Living with Pattyn’s Aunt J was supposed to be a punishment not a reward, but things start to go Pattyn’s way. Then she meets Ethan. This can’t just be a summer fling, right? Right. Ethan shows Pattyn love, more than she had asked for. Though if her father were to ever find out she was dating than, Ethan who was not Mormon, they both would be dead. Literally. Pattyn has to go back home at the end of summer vacation. *** SPOILER ALERT*** As Pattyn takes the abuse from her father, bruises and blood are left. After that she finds out she is pregnant. Pregnant with Ethan’s baby. Plans are made for Ethan to come down and get Pattyn one day after school to take some time to ponder what they are going to do. Not noticing someone has taken off their licence plates, the police attempt to pull Ethan and Pattyn over during their “escape” drive. Pattyn orders Ethan not to stop, go faster. Until the accident. Ethan and the baby are both gone, dead. Pattyn is devastated (so was I) and decides life no longer matters….

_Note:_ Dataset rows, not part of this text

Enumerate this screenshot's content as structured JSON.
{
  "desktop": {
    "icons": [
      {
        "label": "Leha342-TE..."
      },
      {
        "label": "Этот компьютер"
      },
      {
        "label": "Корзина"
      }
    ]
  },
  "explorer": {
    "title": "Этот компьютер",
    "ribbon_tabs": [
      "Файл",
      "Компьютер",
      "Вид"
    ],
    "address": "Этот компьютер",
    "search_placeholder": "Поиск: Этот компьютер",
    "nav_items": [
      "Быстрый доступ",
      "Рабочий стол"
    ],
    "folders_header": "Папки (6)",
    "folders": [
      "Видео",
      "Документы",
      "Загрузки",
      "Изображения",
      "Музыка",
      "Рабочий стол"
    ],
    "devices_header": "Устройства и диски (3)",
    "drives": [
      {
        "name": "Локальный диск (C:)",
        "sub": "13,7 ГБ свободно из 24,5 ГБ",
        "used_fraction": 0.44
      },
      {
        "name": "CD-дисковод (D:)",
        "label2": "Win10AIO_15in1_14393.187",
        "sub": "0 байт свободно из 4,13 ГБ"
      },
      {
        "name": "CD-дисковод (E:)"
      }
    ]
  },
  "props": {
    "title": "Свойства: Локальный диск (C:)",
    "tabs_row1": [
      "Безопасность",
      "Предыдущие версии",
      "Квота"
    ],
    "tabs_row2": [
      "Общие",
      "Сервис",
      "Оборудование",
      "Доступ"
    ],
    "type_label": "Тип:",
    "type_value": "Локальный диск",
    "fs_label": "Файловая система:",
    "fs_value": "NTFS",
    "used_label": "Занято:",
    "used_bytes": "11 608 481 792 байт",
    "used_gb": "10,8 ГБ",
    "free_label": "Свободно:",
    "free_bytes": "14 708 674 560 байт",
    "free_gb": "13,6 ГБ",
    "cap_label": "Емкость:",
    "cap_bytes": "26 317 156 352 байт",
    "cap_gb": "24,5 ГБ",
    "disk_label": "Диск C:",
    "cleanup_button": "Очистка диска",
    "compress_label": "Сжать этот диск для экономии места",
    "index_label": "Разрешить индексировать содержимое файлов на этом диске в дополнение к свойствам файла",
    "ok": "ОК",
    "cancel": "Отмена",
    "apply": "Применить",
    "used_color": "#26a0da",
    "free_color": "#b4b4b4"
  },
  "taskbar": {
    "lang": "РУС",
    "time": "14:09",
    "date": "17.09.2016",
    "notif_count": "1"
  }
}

I absolutely adored this book. I was intrigued with Pattyn and Ethan’s romance, which I wish could be real ALL the time. I loved her Aunt J, she reminded me of the woman who played Bella’s (Twilight) mother IN THE MOVIE. Happy, outgoing, smart, loving. I wish I had an aunt like that, cross that, I do. I was terribly annoyed that her mother, her sister, nor her own self told anyone (minus Ethan) about their beatings from their father/husband. This book explored the emotions of  joy, excitement, lust and love, complete with anger, hurt, devastation, and tragedy. Weaving together a masterpiece, which I would recommend to any Ellen Hopkins fans or just someone looking for a quick yet intriguing and beautiful read. FIVE OUT OF FIVE STARS.